Жизнь – это учитель, дающий напоследок самые простые уроки. Как Семела, которая мечтала увидеть величие божества и погибла, окутанная его огненными покровами, я искал славы и был испепелен ею. В дни пурпура и злата я воображал, что явлю миру свое откровение; но получилось иначе – мир явил свое жестокое откровение мне. И все же, как ни тешились надо мной мои мучители, как ни гнали меня в пустыню, точно паршивого пса, точно козла отпущения, дух мой они не сломили – не могли они этого сделать. Выехав из ворот Редингской тюрьмы в наглухо закрытом экипаже, я обрел свободу, смысла которой я тогда еще не мог осознать. У меня нет прошлого. Мои прежние победы потеряли всякое значение. Мои труды совершенно позабыты, и можно не справляться обо мне в бюро вырезок Ромайке: газетам нет до меня дела. Подобно волшебнику Мерлину, беспомощно простертому у ног Вивианы, я пребываю «вне жизни, вне трудов и вне молвы». Это наполняет меня странной радостью. И если, как утверждают друзья, я отрешен от всего, подобно индусу, то потому только, что я открыл для себя великолепное безличие бытия. Я всего лишь «воздействие»: смысл моего существования, внятный другим людям, от меня теперь скрыт.
Вышло так, что, будучи преступником для большинства англичан, в глазах друзей я остаюсь мучеником.
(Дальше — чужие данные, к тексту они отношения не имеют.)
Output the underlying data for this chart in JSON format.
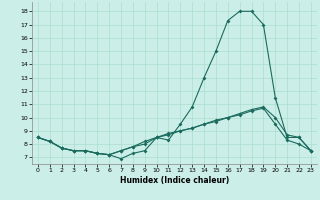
{
  "xlabel": "Humidex (Indice chaleur)",
  "bg_color": "#cceee8",
  "line_color": "#1a6b5e",
  "grid_color": "#aaddcc",
  "xlim": [
    -0.5,
    23.5
  ],
  "ylim": [
    6.5,
    18.7
  ],
  "yticks": [
    7,
    8,
    9,
    10,
    11,
    12,
    13,
    14,
    15,
    16,
    17,
    18
  ],
  "xticks": [
    0,
    1,
    2,
    3,
    4,
    5,
    6,
    7,
    8,
    9,
    10,
    11,
    12,
    13,
    14,
    15,
    16,
    17,
    18,
    19,
    20,
    21,
    22,
    23
  ],
  "line1_x": [
    0,
    1,
    2,
    3,
    4,
    5,
    6,
    7,
    8,
    9,
    10,
    11,
    12,
    13,
    14,
    15,
    16,
    17,
    18,
    19,
    20,
    21,
    22,
    23
  ],
  "line1_y": [
    8.5,
    8.2,
    7.7,
    7.5,
    7.5,
    7.3,
    7.2,
    6.9,
    7.3,
    7.5,
    8.5,
    8.3,
    9.5,
    10.8,
    13.0,
    15.0,
    17.3,
    18.0,
    18.0,
    17.0,
    11.5,
    8.5,
    8.5,
    7.5
  ],
  "line2_x": [
    0,
    1,
    2,
    3,
    4,
    5,
    6,
    7,
    8,
    9,
    10,
    11,
    12,
    13,
    14,
    15,
    16,
    17,
    18,
    19,
    20,
    21,
    22,
    23
  ],
  "line2_y": [
    8.5,
    8.2,
    7.7,
    7.5,
    7.5,
    7.3,
    7.2,
    7.5,
    7.8,
    8.2,
    8.5,
    8.8,
    9.0,
    9.2,
    9.5,
    9.8,
    10.0,
    10.3,
    10.6,
    10.8,
    10.0,
    8.7,
    8.5,
    7.5
  ],
  "line3_x": [
    0,
    1,
    2,
    3,
    4,
    5,
    6,
    7,
    8,
    9,
    10,
    11,
    12,
    13,
    14,
    15,
    16,
    17,
    18,
    19,
    20,
    21,
    22,
    23
  ],
  "line3_y": [
    8.5,
    8.2,
    7.7,
    7.5,
    7.5,
    7.3,
    7.2,
    7.5,
    7.8,
    8.0,
    8.5,
    8.7,
    9.0,
    9.2,
    9.5,
    9.7,
    10.0,
    10.2,
    10.5,
    10.7,
    9.5,
    8.3,
    8.0,
    7.5
  ],
  "marker_size": 2.0,
  "line_width": 0.8,
  "tick_fontsize": 4.5,
  "xlabel_fontsize": 5.5
}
Что ж, пускай: такое сочетание делает меня совершенным воплощением художника. У меня есть все необходимые ручательства. Я и Соломон и Иов в одном лице – счастливейший и несчастнейший из людей. Я познал всю пустоту удовольствий и всю реальность страданий. Судьба моя исполнилась до конца: после головокружительного взлета я испытал жесточайшее падение и ныне обрел свободу, присущую тем, чей путь развития пройден. Я словно миссис Уоррен, хотя, увы, без профессии [1].
Мне ведь давали клички и похуже; проклятия, достойные адской Злой Щели, порой летели мне прямо в лицо. Но имя потеряло для меня всякое значение; Себастьян Мельмот и С.3.3 [2] равно годятся для мистификации, раз мое собственное имя умерло. Мальчиком я получал безмерное удовольствие, выписывая его на бумаге: Оскар Фингал О'Флаэрти Уиллс Уайльд. Целая ирландская легенда заключена в этом имени, и оно казалось мне источником силы и полноты бытия. Впервые ощутил я тогда, какую власть имеет над человеком слово. Но теперь я устал от своего имени и временами в ужасе от него отшатываюсь.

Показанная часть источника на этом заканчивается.